Was every slide perfect? No. Was every slide full of speeds and feeds? No.

And here’s the point where I fully disagree with Martin’s thoughts:

So what did the event feel like? It felt like an internal knees-up, a shindig for EMC bods to high-five themselves while their customers wait patiently. This felt more like an EMC party of aeons ago along with a smattering of cheerleaders from social networks.

You know what it felt like to me? A honest to goodness real product launch.

When I saw Martin’s article being tweeted around by The Register this was my first response:

Q: What’s the problem with storage vendors doing big launches? Why are some tech areas *verboten* for a bit of show & spectacle?

OK, I’m not the oldest person in IT, and I don’t have the greatest longevity in it either, but I have been working in the back-end of the IT industry my entire career.

Systems administration. Backup and recovery. Storage.

These aren’t glamorous positions. Even consulting isn’t glamorous per se if the actual topic is considered unglamorous. There’s a world “system administration appreciation day” which I’m fairly certain was started by system administrators and is unknown of by most of the world’s workers. There’s a backup day which again was self declared and mostly unknown about. I’m not aware of any storage day.

Even people in the industry talk about it being a fairly thankless one. In many companies no-one really thinks much of the system, storage or backup administrators until something goes wrong. And even then, Helpdesk is still the face of IT.

So because our part of the IT industry is often considered to be “un”glamorous, do we have to stick to that notion? Does it have to be simple lit-room launches with a whiteboard and a product assembly demonstration?

Because in a world with increasing commoditisation of IT, where startups promising the world (and mostly just hoping someone will buy them for a few billion bucks) hire people like it’s a talent show, and IT/being a geek is considered to be more desirable, the best way to hire good fresh talent is to make your segment of the industry look as boring as possible.

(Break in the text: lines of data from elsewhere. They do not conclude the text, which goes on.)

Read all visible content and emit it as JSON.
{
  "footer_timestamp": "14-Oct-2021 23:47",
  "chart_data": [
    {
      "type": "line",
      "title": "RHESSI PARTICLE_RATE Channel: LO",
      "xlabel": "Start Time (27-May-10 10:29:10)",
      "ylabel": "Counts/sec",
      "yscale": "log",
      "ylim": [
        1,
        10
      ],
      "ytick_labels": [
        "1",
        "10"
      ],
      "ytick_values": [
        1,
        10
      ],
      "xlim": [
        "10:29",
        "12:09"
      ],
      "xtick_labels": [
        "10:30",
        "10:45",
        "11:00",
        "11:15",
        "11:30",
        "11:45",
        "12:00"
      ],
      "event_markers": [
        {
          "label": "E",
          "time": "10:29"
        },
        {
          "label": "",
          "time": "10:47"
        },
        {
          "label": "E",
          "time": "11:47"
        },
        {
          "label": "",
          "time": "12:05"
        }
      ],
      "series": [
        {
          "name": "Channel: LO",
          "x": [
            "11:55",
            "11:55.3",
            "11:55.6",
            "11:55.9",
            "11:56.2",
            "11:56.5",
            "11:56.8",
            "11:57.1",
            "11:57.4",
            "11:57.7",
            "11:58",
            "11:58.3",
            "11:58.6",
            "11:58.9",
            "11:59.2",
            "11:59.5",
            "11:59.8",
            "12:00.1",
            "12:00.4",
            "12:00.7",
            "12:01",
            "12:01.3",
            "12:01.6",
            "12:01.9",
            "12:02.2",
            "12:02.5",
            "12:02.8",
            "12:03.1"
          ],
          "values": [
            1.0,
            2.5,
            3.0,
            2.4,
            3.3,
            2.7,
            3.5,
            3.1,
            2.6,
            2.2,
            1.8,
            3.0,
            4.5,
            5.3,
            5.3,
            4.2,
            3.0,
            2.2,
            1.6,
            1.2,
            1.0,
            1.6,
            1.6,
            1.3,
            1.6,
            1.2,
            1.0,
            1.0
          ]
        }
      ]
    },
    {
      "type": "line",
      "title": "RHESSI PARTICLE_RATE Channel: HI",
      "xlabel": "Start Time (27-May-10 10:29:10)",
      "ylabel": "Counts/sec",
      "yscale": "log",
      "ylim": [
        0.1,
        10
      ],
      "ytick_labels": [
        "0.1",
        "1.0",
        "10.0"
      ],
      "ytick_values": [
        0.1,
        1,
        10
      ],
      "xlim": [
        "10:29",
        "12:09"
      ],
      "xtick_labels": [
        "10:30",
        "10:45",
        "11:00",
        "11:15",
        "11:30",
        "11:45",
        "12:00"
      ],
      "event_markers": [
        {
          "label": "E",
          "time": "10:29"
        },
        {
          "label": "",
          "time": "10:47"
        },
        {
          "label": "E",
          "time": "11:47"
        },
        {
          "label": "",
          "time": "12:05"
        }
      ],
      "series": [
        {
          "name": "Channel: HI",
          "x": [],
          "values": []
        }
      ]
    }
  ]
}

And because the best way to thank your employees for doing a fantastic job and putting in a lot of hard work is to say “We’ll make up a tech specs sheet for customers in a while. Have a great weekend!”

The code for VNX was substantially rewritten and the resulting machine is a significant boost on the previous generation. Don’t the people involved in that deserve to feel like their employer is proud of them? Don’t they deserve to see a bit of spectacle so they can say “I was part of that!”?

Yes, I was at the launch and yes, EMC paid for my trip. But I sat there during the presentation looking around at the spectacle and effort EMC had put into it thinking “after all these years in the industry, it’s nice to see genuine, palpable enthusiasm about storage”.

Storage is boring. Backup is boring.

Only if we keep letting it be like that. Kudos to EMC for putting on a show that demonstrates the level of pride they take in their products, and the level of appreciation they have for their staff. Kudos to EMC for rejecting the notion that storage has to be boring.


* Regarding 100% virtualisation: As an end-goal, I still don’t think it’s an inevitable one. Some companies will be able to achieve it, and others will have reasons not to. The technical reasons behind it are evaporating for at least a fair percentage of businesses, however.